Pour plusieurs observateurs, le Sommet de Johannesburg déraille littéralement. Selon Steven Guilbault, de Greenpeace, les écologistes ont été placés dans ce sommet sur la défensive extrême car, dit-il, «les acquis de Rio pour la société civile et l'environnement sont littéralement assiégés et menacés par les gouvernements et les pouvoirs économiques, qui sont en train de réécrire la Déclaration de Rio en termes acceptables à l'OMC, ce qui va la dénaturer totalement».
Pour l'ancien ministre français de l'Environnement Yves Crochet, qui a «l'impression d'assister à une séance de négociations à l'OMC», les négos en cours passent en partie à côté des enjeux environnementaux et sociaux et, surtout, ne semblent pas parvenir à définir des objectifs et des enjeux chiffrés, base obligée de l'imputabilité.
Pour Diana Bronson, de Droits et Démocratie, les négociateurs achèvent de biffer toute référence aux droits humains dans la Déclaration de Johannesburg, un recul par rapport aux conventions précédentes et à la charte des Nations unies.

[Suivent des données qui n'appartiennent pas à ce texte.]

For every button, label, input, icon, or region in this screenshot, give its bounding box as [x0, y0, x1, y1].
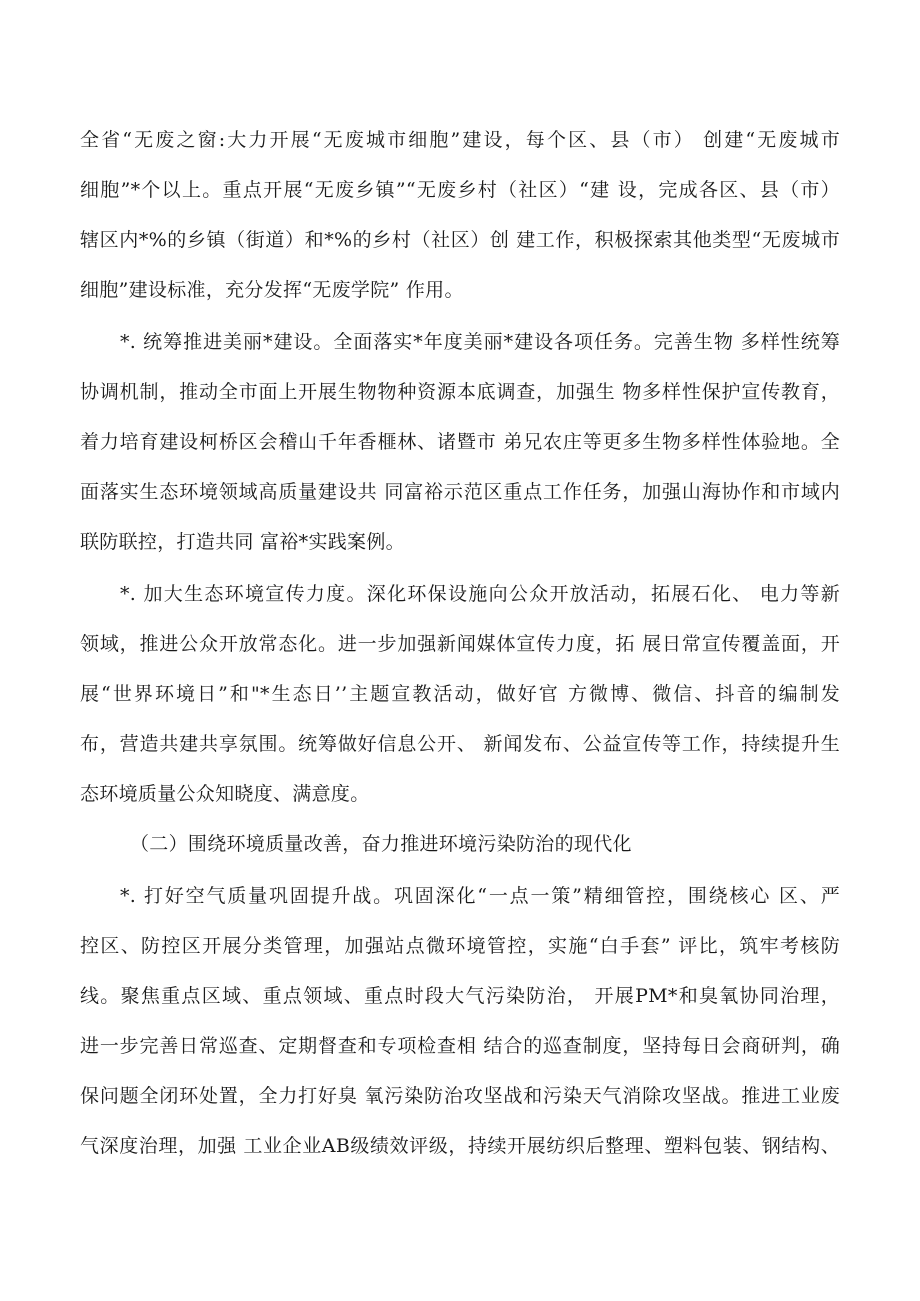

Elle ne comprend pas comment on peut accorder à l'OMC, un organisme étranger aux Nations unies, le pouvoir de faire annuler jusqu'aux énoncés les plus fondamentaux garantissant la protection fondamentale des droits humains, auxquels elle associe les droits environnementaux qui protègent la vie elle-même.

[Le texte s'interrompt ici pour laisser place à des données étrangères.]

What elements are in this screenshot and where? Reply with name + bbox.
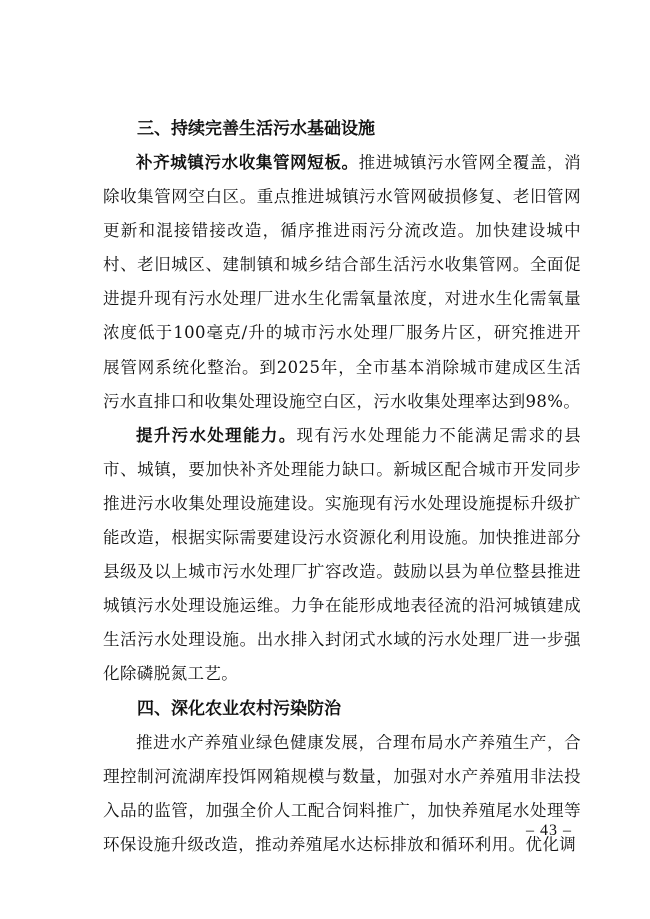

Gérald Barr, président du Conseil canadien pour la coopération internationale, estime de son côté qu'on assiste à Johannesburg à un «assaut majeur contre la société civile, qui en est réduite à opposer une résistance concertée pour protéger l'héritage de Rio».
«Si un pays déposait présentement sur la table la Déclaration de Rio ou des chapitres de l'Agenda 21, ces textes seraient qualifiés d'extrémistes par les négociateurs; ces consensus historiques, ici, paralyseraient totalement les pourparlers parce que trop éloignés des priorités commerciales qui dominent les débats. La vision de Rio est minée de toute part ici», dit-il en donnant pour exemple les blocages que provoque le simple rappel de la lutte aux changements climatiques, l'inclusion du principe de précaution et de la responsabilité différenciée.